Khadaji's Whatcha Reading Thread - February 2020 edition

Finished The Hundred Thousand Kingdoms, by N. K. Jemisin. It was excellent–the best novel I’ve read this year so far.

Now I’m reading Restless Creatures: The Story of Life in Ten Movements, by Matt Wilkinson.

Please recommend your favorite book by each, or a good book for a first-time reader of each to get started with.

Took me a couple of weeks, but I just finished The Pursuit of William Abbey, Claire North’s latest.

Damn, this book is grim. It’s set in a hospital next to the trenches during World War I, but if that’s not grim enough, it’s full of flashbacks to British colonial rule in Southern Africa, as well as a host of other horrific locations. Like most of North’s books, it posits one supernatural phenomenon and explores how folks react to, use, and despair of this power.

The power, in case you’re curious (it’s revealed pretty quickly in the text, so this is just a spoiler for the first 50-70 pages):

There’s a curse you can get, in which the ghost of someone walks toward you, never stopping, no matter how far away you are. When they’re close to you–within a hundred miles or so–you can see the truth in the hearts of everyone around you. When they’re very close, you can’t help but babble that truth constantly. When they reach you, they enter your body and emerge from the heart of the person you love most, killing them, and beginning their walk toward you again.

She’s a very, very good writer, and just getting better. But we’re not talking uplifting books full of hope here.

I read your spoiler. Yeeesh, that’s spooky!

Triggered by Donald Trump Jr. Good book. Also, The Unholy Trinity by Matt Walsh, also great!

Finished Restless Creatures: The Story of Life in Ten Movements, by Matt Wilkinson.
Some of it was too technical for me to understand, but I still enjoyed it, and recommend it to anyone interested in science, particularly evolution. My favorite parts were about how and why plants and animals evolved to live on land.

Now I’m reading Each Tiny Spark by Pablo Cartaya.

Finished Each Tiny Spark by Pablo Cartaya. Not recommended.

Now I’m reading Uncanny Valley: Adventures in the Narrative, by Lawrence Weschler. (Note that this is not the book with a similar title, but by Anna Wiener, that was just published.)

Taking a break from Van Gogh - what a pushy, annoying pest of a man he often was to family and friends! - to start Bad Blood: Secrets and Lies in a Silicon Valley Startup by John Carreyrou. It’s about a company, Theranos, which tried to develop a cutting-edge medical gadget to test patients’ blood from very small samples and then share the results wirelessly with doctors. Not a bad idea, but the tech eluded them and the CEO, who ran the company almost as a personality cult, resorted to ever-more-elaborate lies to keep venture capitalist dollars flowing.

I am between books - Lincoln & Childs’ “The Cabinet of Curiosities” and “Still Life with Crows”, which I am waiting for at my library. This all started when I bought their “Book of the Dead” at a used bookstore, as a gamble, having never heard of them before.

Anyway, what a freaking blast I’m having with this series. It’s a thriller, cop, mystery series that’s so over the top - sort of like Batman but without costumes. I highly recommend it.

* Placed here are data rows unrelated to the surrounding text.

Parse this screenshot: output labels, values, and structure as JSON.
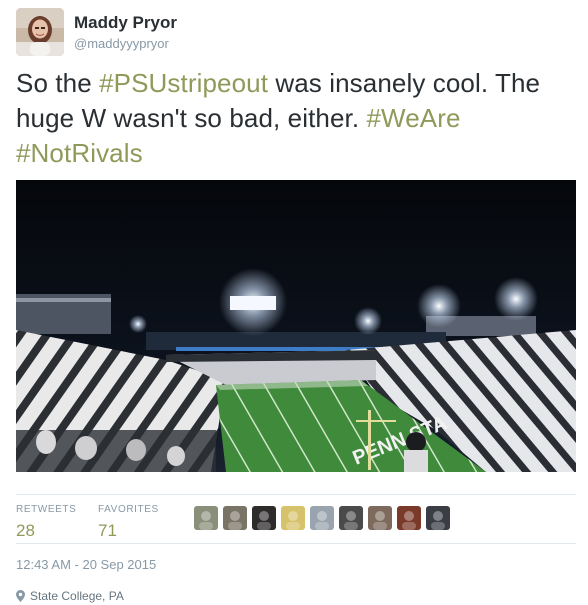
{
  "user": {
    "name": "Maddy Pryor",
    "handle": "@maddyyypryor",
    "avatar_icon": "profile-photo-icon"
  },
  "tweet": {
    "segments": [
      {
        "text": "So the ",
        "hashtag": false
      },
      {
        "text": "#PSUstripeout",
        "hashtag": true
      },
      {
        "text": " was insanely cool. The huge W wasn't so bad, either. ",
        "hashtag": false
      },
      {
        "text": "#WeAre",
        "hashtag": true
      },
      {
        "text": " ",
        "hashtag": false
      },
      {
        "text": "#NotRivals",
        "hashtag": true
      }
    ],
    "photo_icon": "stadium-photo-icon"
  },
  "stats": {
    "retweets_label": "RETWEETS",
    "retweets": "28",
    "favorites_label": "FAVORITES",
    "favorites": "71"
  },
  "favoriters": [
    {
      "icon": "favoriter-avatar-icon",
      "color": "#8a8f7a"
    },
    {
      "icon": "favoriter-avatar-icon",
      "color": "#7a7466"
    },
    {
      "icon": "favoriter-avatar-icon",
      "color": "#2e2b2b"
    },
    {
      "icon": "favoriter-avatar-icon",
      "color": "#d6c26a"
    },
    {
      "icon": "favoriter-avatar-icon",
      "color": "#9aa4ae"
    },
    {
      "icon": "favoriter-avatar-icon",
      "color": "#4a4a4a"
    },
    {
      "icon": "favoriter-avatar-icon",
      "color": "#7d6a5c"
    },
    {
      "icon": "favoriter-avatar-icon",
      "color": "#7a3a2a"
    },
    {
      "icon": "favoriter-avatar-icon",
      "color": "#3a3e44"
    }
  ],
  "timestamp": "12:43 AM - 20 Sep 2015",
  "location": {
    "icon": "location-pin-icon",
    "text": "State College, PA"
  },
  "colors": {
    "hashtag": "#8f9a5a",
    "stat_value": "#8f9a5a",
    "muted": "#8899a6"
  }
}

Whew! Three weeks later, finally finished! (I have very little reading time but still). Anyway, 52 science fiction classics arranged in chronological order, and with short introductions for each one. It was really good. Some I had already read, but they were so good I read them again (such as Bester’s “Fondly Fahrenheit” and Weinbaum’s “A Martian Odyssey”). I won’t try to pick a favorite, but just to mention one I really liked that I hadn’t read before: Sheckley’s “Specialist”.

I just finished* The One* by John <arrs and WOW. With an extra serving of Holy Sh*t! I was expecting a dystopian story and what I got was 5 romances, a serial killer, a psychopathic extortionist, cops, grieving parents, a couple of babies and a whole lot of laughs.

New Thread: In like a lion…

John Marrs, I tried editing but it didn’t work…

Finished Uncanny Valley: Adventures in the Narrative, by Lawrence Weschler. Well-written essays on a variety of fascinating subjects.

Now I’m reading Naked Came the Florida Man, by Tim Dorsey. It’s the latest Serge Storms mystery.